The new Countryman – shown here in sporty JCW guise – has grown in size to appeal to families
Next-generation Countryman targets families needing enhanced practicality
Mini will take a bold first step into the mid-sized SUV market with the new, larger Countryman, created to stop the firm losing customers whose needs outgrow its current lineup.
“This is something for people that say ‘I have a second child now, so I can’t get the stroller into this one [the current Countryman]’,” said Wurst. “We need it for the people that we are losing right now, because they don’t have enough space.”
The Volkswagen ID 4 rival has also been conceived to grow the brand in the US market, which favours larger vehicles – something up until now Mini has not been able to cater to.
Visually, the car will differ from the current generation with a squarer front end, large front and rear overhangs and a more rugged treatment. It wears a more angular interpretation of Mini’s new bulbous headlights – as seen on the Cooper and Aceman.
It will expand on the current car’s powertrain line-up, with electric power replacing the soon-to-be-axed plug-in hybrid, alongside a petrol offering.

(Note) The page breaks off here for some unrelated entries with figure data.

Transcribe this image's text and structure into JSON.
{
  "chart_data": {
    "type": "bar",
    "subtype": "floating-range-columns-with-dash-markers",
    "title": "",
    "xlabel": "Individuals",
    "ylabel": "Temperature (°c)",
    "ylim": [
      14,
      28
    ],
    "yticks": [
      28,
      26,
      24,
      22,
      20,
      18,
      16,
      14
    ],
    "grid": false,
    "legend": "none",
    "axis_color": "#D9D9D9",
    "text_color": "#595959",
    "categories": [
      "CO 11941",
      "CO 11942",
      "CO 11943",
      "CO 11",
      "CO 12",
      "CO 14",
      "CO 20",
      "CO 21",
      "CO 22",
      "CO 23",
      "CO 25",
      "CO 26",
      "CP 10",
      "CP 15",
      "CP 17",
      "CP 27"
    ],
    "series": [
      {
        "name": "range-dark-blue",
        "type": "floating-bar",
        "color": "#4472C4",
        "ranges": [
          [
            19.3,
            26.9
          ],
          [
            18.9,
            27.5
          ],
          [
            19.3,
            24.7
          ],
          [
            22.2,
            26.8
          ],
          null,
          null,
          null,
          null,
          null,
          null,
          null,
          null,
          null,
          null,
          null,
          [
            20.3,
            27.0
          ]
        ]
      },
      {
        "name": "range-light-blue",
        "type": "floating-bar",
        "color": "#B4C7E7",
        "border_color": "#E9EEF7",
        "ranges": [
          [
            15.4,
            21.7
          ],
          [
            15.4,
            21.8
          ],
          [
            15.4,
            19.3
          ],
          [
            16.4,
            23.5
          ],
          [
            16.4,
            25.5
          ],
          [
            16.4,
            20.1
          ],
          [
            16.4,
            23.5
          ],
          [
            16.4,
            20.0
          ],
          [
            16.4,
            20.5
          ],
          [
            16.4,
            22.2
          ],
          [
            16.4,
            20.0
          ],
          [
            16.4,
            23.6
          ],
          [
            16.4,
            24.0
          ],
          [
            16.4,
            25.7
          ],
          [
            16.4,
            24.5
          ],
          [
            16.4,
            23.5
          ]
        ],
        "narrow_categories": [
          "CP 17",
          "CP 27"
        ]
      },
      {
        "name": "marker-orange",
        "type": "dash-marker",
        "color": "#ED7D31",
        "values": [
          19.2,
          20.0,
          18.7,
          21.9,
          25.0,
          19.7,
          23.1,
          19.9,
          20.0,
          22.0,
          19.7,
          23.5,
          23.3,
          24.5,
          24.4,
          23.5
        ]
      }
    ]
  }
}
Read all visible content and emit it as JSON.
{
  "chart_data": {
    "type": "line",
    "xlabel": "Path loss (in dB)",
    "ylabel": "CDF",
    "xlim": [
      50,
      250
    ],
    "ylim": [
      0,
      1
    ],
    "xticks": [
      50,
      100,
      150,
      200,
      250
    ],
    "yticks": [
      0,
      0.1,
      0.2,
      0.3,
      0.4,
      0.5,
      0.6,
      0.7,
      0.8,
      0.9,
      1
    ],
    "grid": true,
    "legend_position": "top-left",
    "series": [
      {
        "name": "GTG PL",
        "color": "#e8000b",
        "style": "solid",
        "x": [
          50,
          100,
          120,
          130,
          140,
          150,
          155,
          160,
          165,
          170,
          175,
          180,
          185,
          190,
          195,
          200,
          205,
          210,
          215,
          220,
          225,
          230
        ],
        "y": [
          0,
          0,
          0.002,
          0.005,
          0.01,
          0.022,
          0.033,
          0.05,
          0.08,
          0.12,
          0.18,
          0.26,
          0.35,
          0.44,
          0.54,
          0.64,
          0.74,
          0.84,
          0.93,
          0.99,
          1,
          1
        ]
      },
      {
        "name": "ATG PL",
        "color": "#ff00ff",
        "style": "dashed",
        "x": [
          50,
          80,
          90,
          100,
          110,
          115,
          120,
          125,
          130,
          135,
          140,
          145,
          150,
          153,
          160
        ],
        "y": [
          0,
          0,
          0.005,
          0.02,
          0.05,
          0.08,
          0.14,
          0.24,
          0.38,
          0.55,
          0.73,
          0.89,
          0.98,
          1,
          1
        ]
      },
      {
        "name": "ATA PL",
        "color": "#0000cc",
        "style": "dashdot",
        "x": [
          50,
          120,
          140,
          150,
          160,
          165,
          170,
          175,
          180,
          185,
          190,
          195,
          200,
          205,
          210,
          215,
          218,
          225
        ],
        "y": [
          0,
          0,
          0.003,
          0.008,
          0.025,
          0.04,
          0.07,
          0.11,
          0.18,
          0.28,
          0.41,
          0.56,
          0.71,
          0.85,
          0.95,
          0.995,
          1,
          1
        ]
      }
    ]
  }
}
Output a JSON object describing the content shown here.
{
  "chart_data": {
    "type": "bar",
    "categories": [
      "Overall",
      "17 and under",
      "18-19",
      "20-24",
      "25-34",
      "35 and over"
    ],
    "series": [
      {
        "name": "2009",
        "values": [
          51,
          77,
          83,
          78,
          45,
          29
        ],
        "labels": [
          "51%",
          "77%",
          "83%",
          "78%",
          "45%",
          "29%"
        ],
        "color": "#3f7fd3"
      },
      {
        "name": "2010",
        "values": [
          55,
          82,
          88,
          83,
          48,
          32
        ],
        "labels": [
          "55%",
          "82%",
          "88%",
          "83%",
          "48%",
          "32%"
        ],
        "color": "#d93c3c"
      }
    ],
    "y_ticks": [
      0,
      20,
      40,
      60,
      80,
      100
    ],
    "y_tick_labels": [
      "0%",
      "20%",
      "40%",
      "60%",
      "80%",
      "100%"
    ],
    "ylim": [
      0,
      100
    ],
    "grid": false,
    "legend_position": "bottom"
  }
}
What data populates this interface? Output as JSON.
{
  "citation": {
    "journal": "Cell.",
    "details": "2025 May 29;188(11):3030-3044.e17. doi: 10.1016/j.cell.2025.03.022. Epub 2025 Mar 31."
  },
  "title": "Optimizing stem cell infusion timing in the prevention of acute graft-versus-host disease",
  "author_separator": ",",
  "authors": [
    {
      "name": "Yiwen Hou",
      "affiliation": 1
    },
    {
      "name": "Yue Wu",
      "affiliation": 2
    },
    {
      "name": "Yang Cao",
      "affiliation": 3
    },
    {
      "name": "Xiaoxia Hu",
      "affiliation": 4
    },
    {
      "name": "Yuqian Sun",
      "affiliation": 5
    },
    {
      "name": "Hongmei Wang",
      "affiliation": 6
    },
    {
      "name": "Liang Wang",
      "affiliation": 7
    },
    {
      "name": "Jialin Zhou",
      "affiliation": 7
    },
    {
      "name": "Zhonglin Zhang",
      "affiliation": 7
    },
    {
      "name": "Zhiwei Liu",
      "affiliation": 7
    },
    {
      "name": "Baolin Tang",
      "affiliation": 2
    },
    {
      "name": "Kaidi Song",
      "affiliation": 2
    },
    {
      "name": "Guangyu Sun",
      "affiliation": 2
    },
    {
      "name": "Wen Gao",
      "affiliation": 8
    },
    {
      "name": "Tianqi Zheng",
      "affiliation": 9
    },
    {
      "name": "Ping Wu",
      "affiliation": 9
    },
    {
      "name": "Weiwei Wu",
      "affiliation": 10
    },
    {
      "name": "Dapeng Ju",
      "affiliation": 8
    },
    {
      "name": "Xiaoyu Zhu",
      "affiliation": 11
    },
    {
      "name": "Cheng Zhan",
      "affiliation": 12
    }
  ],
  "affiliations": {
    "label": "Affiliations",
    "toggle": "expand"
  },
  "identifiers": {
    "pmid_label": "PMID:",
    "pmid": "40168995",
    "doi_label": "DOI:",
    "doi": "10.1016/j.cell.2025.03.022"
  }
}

The entry-level electric variant will start with the Cooper’s and Aceman’s largest 54kWh battery, with a larger 64kWh unit offered in top-wrung SE guise. Although not yet confirmed, the longest-legged variant is expected to roughly match the iX1’s 272-mile maximum range. Power will start at 188bhp in the E, rising to 268bhp in the SE. The car will also be the only Mini offered with four-wheel drive, for both electric and combustion variants.
JCW variants, arriving in both ICE and EV forms, will, as well as offering extra grunt, get visual cues such as red brake callipers and quad-exit exhausts.
Although bulking up and changing shape, the Countryman will keep its name, something Wurst doesn’t believe will confuse customers: “I think they will understand. The Countryman is already established as the ‘big Mini’.”